Expert, Blue Zone researcher and writer Dan Brutner spoke about the eating habits of super-centenarians and named their menu. The role of small fish in people’s longevity and why centenarians prefer it over meat was revealed in the article Eat This, Not That!

Brütner and colleagues from the US National Institute on Aging have long explored the so-called “blue zones”, where the largest number of centenarians is concentrated: Okinawa in Japan, Sardinia in Italy, Nicoya in Costa Rica, Ikaria in Greece and Loma Linda in California in the USA. After studying all aspects of the life of people who have reached the age of 90 and 100, the researchers came to the conclusion that a special diet plays a major role in their lives. For example, centenarians often give up meat in favor of small fish and vegetables.

They found that the first rule of eating in the Blue Zone is: eat less meat. Brütner found that most people in the Blue Zones eat no more than five meals a month and eat no more than 56 grams at a time. Long-livers receive the protein they need from fish and plant sources.
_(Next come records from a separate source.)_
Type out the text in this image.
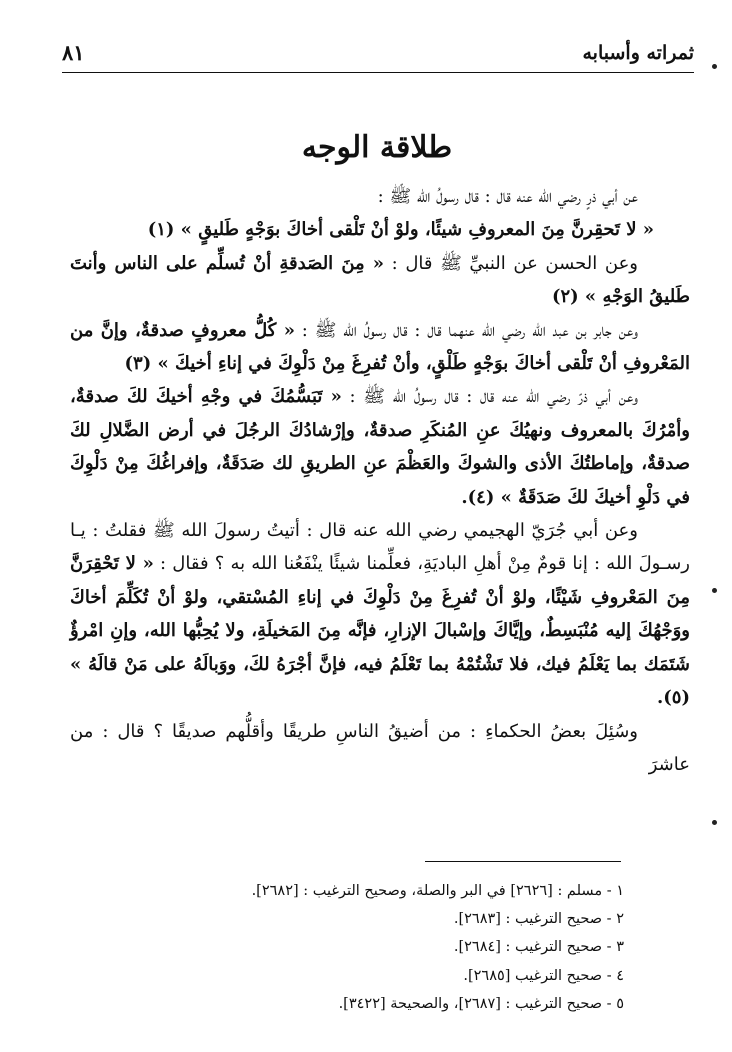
ثمراته وأسبابه
٨١
طلاقة الوجه

عن أبي ذرٍ رضي الله عنه قال : قال رسولُ الله ﷺ :

« لا تَحقِرنَّ مِنَ المعروفِ شيئًا، ولوْ أنْ تَلْقى أخاكَ بوَجْهٍ طَليقٍ » (١)

وعن الحسن عن النبيِّ ﷺ قال : « مِنَ الصَدقةِ أنْ تُسلِّم على الناس وأنتَ طَليقُ الوَجْهِ » (٢)

وعن جابر بن عبد الله رضي الله عنهما قال : قال رسولُ الله ﷺ : « كُلُّ معروفٍ صدقةٌ، وإنَّ من المَعْروفِ أنْ تَلْقى أخاكَ بوَجْهٍ طَلْقٍ، وأنْ تُفرِغَ مِنْ دَلْوِكَ في إناءِ أخيكَ » (٣)

وعن أبي ذرّ رضي الله عنه قال : قال رسولُ الله ﷺ : « تَبَسُّمُكَ في وجْهِ أخيكَ لكَ صدقةٌ، وأمْرُكَ بالمعروف ونهيُكَ عنِ المُنكَرِ صدقةٌ، وإرْشادُكَ الرجُلَ في أرض الضَّلالِ لكَ صدقةٌ، وإماطتُكَ الأذى والشوكَ والعَظْمَ عنِ الطريقِ لك صَدَقَةٌ، وإفراغُكَ مِنْ دَلْوِكَ في دَلْوِ أخيكَ لكَ صَدَقَةٌ » (٤).

وعن أبي جُرَيّ الهجيمي رضي الله عنه قال : أتيتُ رسولَ الله ﷺ فقلتُ : يـا رسـولَ الله : إنا قومٌ مِنْ أهلِ الباديَةِ، فعلِّمنا شيئًا ينْفَعُنا الله به ؟ فقال : « لا تَحْقِرَنَّ مِنَ المَعْروفِ شَيْئًا، ولوْ أنْ تُفرِغَ مِنْ دَلْوِكَ في إناءِ المُسْتقي، ولوْ أنْ تُكَلِّمَ أخاكَ ووَجْهُكَ إليه مُنْبَسِطٌ، وإيَّاكَ وإسْبالَ الإزارِ، فإنَّه مِنَ المَخيلَةِ، ولا يُحِبُّها الله، وإنِ امْرؤٌ شَتَمَك بما يَعْلَمُ فيك، فلا تَشْتُمْهُ بما تَعْلَمُ فيه، فإنَّ أجْرَهُ لكَ، ووَبالَهُ على مَنْ قالَهُ » (٥).

وسُئِلَ بعضُ الحكماءِ : من أضيقُ الناسِ طريقًا وأقلُّهم صديقًا ؟ قال : من عاشرَ

١ - مسلم : [٢٦٢٦] في البر والصلة، وصحيح الترغيب : [٢٦٨٢].
٢ - صحيح الترغيب : [٢٦٨٣].
٣ - صحيح الترغيب : [٢٦٨٤].
٤ - صحيح الترغيب [٢٦٨٥].
٥ - صحيح الترغيب : [٢٦٨٧]، والصحيحة [٣٤٢٢].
He also found that blue zone centenarians prefer to eat small rather than large fish – sardines and anchovies. Small fish tend to have lower levels of mercury than large, long-lived fish. Centenarians eat an average of about 85 grams of fish per week, according to the scientists’ report.

The main emphasis in the diet of the inhabitants of the “blue zones” is on fruits, vegetables and legumes. They eat at least a cup a day of chickpeas and beans. According to studies, nuts play a significant role in the diet of centenarians. For example, the inhabitants of Ikaria and Sardinia snack on almonds, and centenarians in Nicoya prefer pistachios.

According to scientists, nuts contain a lot of fat, but these are mono- and polyunsaturated fats, which reduce the level of “bad” cholesterol. Brütner found that olive oil is another healthy product that is on the regular menu of the inhabitants of the Blue Zones. They pour it over salads and whole grain breads.

According to the researcher’s analysis, centenarians consume about five times less sugar than North Americans. They do not drink carbonated drinks, do not eat sweetened yogurt and other foods containing added sugars, and save sweets only for special occasions.

For drinks, centenarians in Italy and Costa Rica prefer pure water and coffee, and old people in Okinawa prefer green tea, rich in polyphenols and antioxidants that improve brain health.